Új Szó ne croit pas que le gouvernement slovaque suive une ligne plus prévisible d'ici Noël dans sa lutte anti-Covid :
«Toute la presse slovaque, la population et même la présidente Zuzana Čaputová demandent depuis plus de six mois que les mesures soient décidées par des experts et ne changent pas toutes les cinq minutes. Ils demandent par ailleurs une communication claire et transparente. ... Mais pour la Saint-Nicolas, le gouvernement nous a offert chaos et frustration, et il semblerait que pour Noël, il nous ait préparé un confinement.»

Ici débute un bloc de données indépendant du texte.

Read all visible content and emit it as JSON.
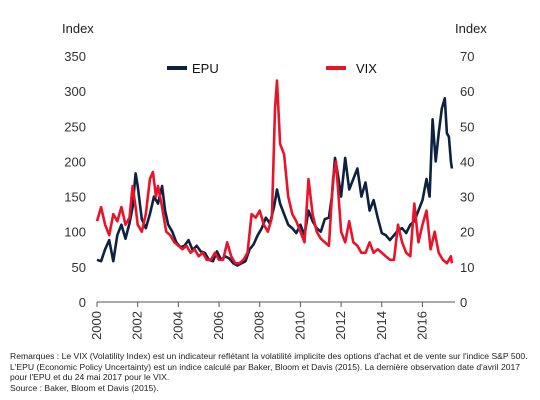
{
  "chart_data": {
    "type": "line",
    "title": "",
    "y_left_label": "Index",
    "y_right_label": "Index",
    "y_left_lim": [
      0,
      350
    ],
    "y_right_lim": [
      0,
      70
    ],
    "y_left_ticks": [
      "0",
      "50",
      "100",
      "150",
      "200",
      "250",
      "300",
      "350"
    ],
    "y_right_ticks": [
      "0",
      "10",
      "20",
      "30",
      "40",
      "50",
      "60",
      "70"
    ],
    "x_lim": [
      2000,
      2017.6
    ],
    "x_ticks": [
      "2000",
      "2002",
      "2004",
      "2006",
      "2008",
      "2010",
      "2012",
      "2014",
      "2016"
    ],
    "grid": false,
    "legend_position": "top",
    "series": [
      {
        "name": "EPU",
        "axis": "left",
        "color": "#0d2240",
        "points": [
          [
            2000.0,
            60
          ],
          [
            2000.2,
            58
          ],
          [
            2000.4,
            75
          ],
          [
            2000.6,
            88
          ],
          [
            2000.8,
            58
          ],
          [
            2001.0,
            95
          ],
          [
            2001.2,
            110
          ],
          [
            2001.4,
            90
          ],
          [
            2001.6,
            112
          ],
          [
            2001.75,
            135
          ],
          [
            2001.9,
            183
          ],
          [
            2002.0,
            165
          ],
          [
            2002.2,
            118
          ],
          [
            2002.4,
            105
          ],
          [
            2002.6,
            125
          ],
          [
            2002.8,
            150
          ],
          [
            2003.0,
            140
          ],
          [
            2003.2,
            165
          ],
          [
            2003.35,
            130
          ],
          [
            2003.5,
            110
          ],
          [
            2003.7,
            100
          ],
          [
            2003.9,
            85
          ],
          [
            2004.1,
            78
          ],
          [
            2004.3,
            80
          ],
          [
            2004.5,
            88
          ],
          [
            2004.7,
            74
          ],
          [
            2004.9,
            80
          ],
          [
            2005.1,
            72
          ],
          [
            2005.3,
            70
          ],
          [
            2005.5,
            60
          ],
          [
            2005.7,
            58
          ],
          [
            2005.9,
            72
          ],
          [
            2006.1,
            60
          ],
          [
            2006.3,
            65
          ],
          [
            2006.5,
            62
          ],
          [
            2006.7,
            55
          ],
          [
            2006.9,
            52
          ],
          [
            2007.1,
            55
          ],
          [
            2007.3,
            58
          ],
          [
            2007.5,
            75
          ],
          [
            2007.7,
            82
          ],
          [
            2007.9,
            95
          ],
          [
            2008.1,
            105
          ],
          [
            2008.3,
            120
          ],
          [
            2008.5,
            112
          ],
          [
            2008.7,
            135
          ],
          [
            2008.85,
            160
          ],
          [
            2009.0,
            140
          ],
          [
            2009.2,
            125
          ],
          [
            2009.4,
            110
          ],
          [
            2009.6,
            105
          ],
          [
            2009.8,
            98
          ],
          [
            2010.0,
            110
          ],
          [
            2010.2,
            95
          ],
          [
            2010.4,
            130
          ],
          [
            2010.6,
            115
          ],
          [
            2010.8,
            105
          ],
          [
            2011.0,
            100
          ],
          [
            2011.2,
            118
          ],
          [
            2011.4,
            120
          ],
          [
            2011.55,
            150
          ],
          [
            2011.7,
            205
          ],
          [
            2011.85,
            180
          ],
          [
            2012.0,
            150
          ],
          [
            2012.2,
            205
          ],
          [
            2012.4,
            160
          ],
          [
            2012.6,
            175
          ],
          [
            2012.8,
            190
          ],
          [
            2013.0,
            150
          ],
          [
            2013.2,
            170
          ],
          [
            2013.4,
            130
          ],
          [
            2013.6,
            145
          ],
          [
            2013.8,
            120
          ],
          [
            2014.0,
            98
          ],
          [
            2014.2,
            95
          ],
          [
            2014.4,
            88
          ],
          [
            2014.6,
            95
          ],
          [
            2014.8,
            102
          ],
          [
            2015.0,
            105
          ],
          [
            2015.2,
            98
          ],
          [
            2015.4,
            110
          ],
          [
            2015.6,
            115
          ],
          [
            2015.8,
            130
          ],
          [
            2016.0,
            145
          ],
          [
            2016.2,
            175
          ],
          [
            2016.35,
            150
          ],
          [
            2016.5,
            260
          ],
          [
            2016.65,
            200
          ],
          [
            2016.8,
            240
          ],
          [
            2016.95,
            275
          ],
          [
            2017.1,
            290
          ],
          [
            2017.2,
            240
          ],
          [
            2017.3,
            235
          ],
          [
            2017.4,
            200
          ],
          [
            2017.45,
            190
          ]
        ]
      },
      {
        "name": "VIX",
        "axis": "right",
        "color": "#e8152a",
        "points": [
          [
            2000.0,
            23
          ],
          [
            2000.2,
            27
          ],
          [
            2000.4,
            22
          ],
          [
            2000.6,
            19
          ],
          [
            2000.8,
            25
          ],
          [
            2001.0,
            23
          ],
          [
            2001.2,
            27
          ],
          [
            2001.4,
            22
          ],
          [
            2001.6,
            24
          ],
          [
            2001.75,
            33
          ],
          [
            2001.9,
            27
          ],
          [
            2002.0,
            22
          ],
          [
            2002.2,
            20
          ],
          [
            2002.4,
            25
          ],
          [
            2002.6,
            35
          ],
          [
            2002.75,
            37
          ],
          [
            2002.9,
            30
          ],
          [
            2003.0,
            33
          ],
          [
            2003.2,
            27
          ],
          [
            2003.4,
            20
          ],
          [
            2003.6,
            19
          ],
          [
            2003.8,
            17
          ],
          [
            2004.0,
            16
          ],
          [
            2004.2,
            15
          ],
          [
            2004.4,
            16
          ],
          [
            2004.6,
            14
          ],
          [
            2004.8,
            15
          ],
          [
            2005.0,
            13
          ],
          [
            2005.2,
            14
          ],
          [
            2005.4,
            12
          ],
          [
            2005.6,
            12
          ],
          [
            2005.8,
            14
          ],
          [
            2006.0,
            12
          ],
          [
            2006.2,
            12
          ],
          [
            2006.4,
            17
          ],
          [
            2006.6,
            13
          ],
          [
            2006.8,
            11
          ],
          [
            2007.0,
            11
          ],
          [
            2007.2,
            12
          ],
          [
            2007.4,
            14
          ],
          [
            2007.6,
            25
          ],
          [
            2007.8,
            24
          ],
          [
            2008.0,
            26
          ],
          [
            2008.2,
            22
          ],
          [
            2008.4,
            20
          ],
          [
            2008.6,
            24
          ],
          [
            2008.75,
            55
          ],
          [
            2008.85,
            63
          ],
          [
            2009.0,
            45
          ],
          [
            2009.2,
            42
          ],
          [
            2009.4,
            30
          ],
          [
            2009.6,
            25
          ],
          [
            2009.8,
            23
          ],
          [
            2010.0,
            20
          ],
          [
            2010.2,
            17
          ],
          [
            2010.4,
            35
          ],
          [
            2010.6,
            25
          ],
          [
            2010.8,
            20
          ],
          [
            2011.0,
            18
          ],
          [
            2011.2,
            17
          ],
          [
            2011.4,
            16
          ],
          [
            2011.6,
            35
          ],
          [
            2011.75,
            40
          ],
          [
            2011.9,
            28
          ],
          [
            2012.0,
            20
          ],
          [
            2012.2,
            17
          ],
          [
            2012.4,
            23
          ],
          [
            2012.6,
            17
          ],
          [
            2012.8,
            16
          ],
          [
            2013.0,
            14
          ],
          [
            2013.2,
            14
          ],
          [
            2013.4,
            17
          ],
          [
            2013.6,
            14
          ],
          [
            2013.8,
            15
          ],
          [
            2014.0,
            14
          ],
          [
            2014.2,
            13
          ],
          [
            2014.4,
            12
          ],
          [
            2014.6,
            12
          ],
          [
            2014.8,
            22
          ],
          [
            2015.0,
            17
          ],
          [
            2015.2,
            14
          ],
          [
            2015.4,
            13
          ],
          [
            2015.6,
            28
          ],
          [
            2015.8,
            17
          ],
          [
            2016.0,
            22
          ],
          [
            2016.2,
            26
          ],
          [
            2016.4,
            15
          ],
          [
            2016.6,
            20
          ],
          [
            2016.8,
            14
          ],
          [
            2017.0,
            12
          ],
          [
            2017.2,
            11
          ],
          [
            2017.4,
            13
          ],
          [
            2017.45,
            11
          ]
        ]
      }
    ]
  },
  "notes": {
    "line1": "Remarques : Le VIX (Volatility Index) est un indicateur reflétant la volatilité implicite des options d'achat et de vente sur l'indice S&P 500. L'EPU (Economic Policy Uncertainty) est un indice calculé par Baker, Bloom et Davis (2015). La dernière observation date d'avril 2017 pour l'EPU et du 24 mai 2017 pour le VIX.",
    "line2": "Source : Baker, Bloom et Davis (2015)."
  }
}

Impossible de s'y retrouver
De nouvelles règles, qui concernent surtout les commerces, sont en vigueur en Lettonie depuis quelques jours. Elles prévoient notamment l'interdiction de la vente de certains produits le week-end. Neatkarīgā n'y voit aucune logique :
«Tous les commerces sont affectés par les nouvelles restrictions, y compris le plus petit débit au fin fond de la province. Heureusement, la vente d'aliments pour animaux, de journaux et de titres de transport est encore possible sans restrictions. ... Mais les rayons des gants, des chaussettes et des bottes sont rendus inaccessibles par des films plastique. Comble de l'absurdité : on ne peut pas acheter de produit désinfectant. A la station service, impossible d'acheter des articles automobiles. Comment le comprendre ? Quand le réservoir du lave-glace est vide ou une ampoule grillée, on fait le plein, on repart dans le noir et on rentre dans le prochain chêne. ... Il y a déjà des restrictions du nombre de clients au mètre carré pour toutes les surfaces commerciales, et acheter un bidon de liquide de frein se fait en une minute.»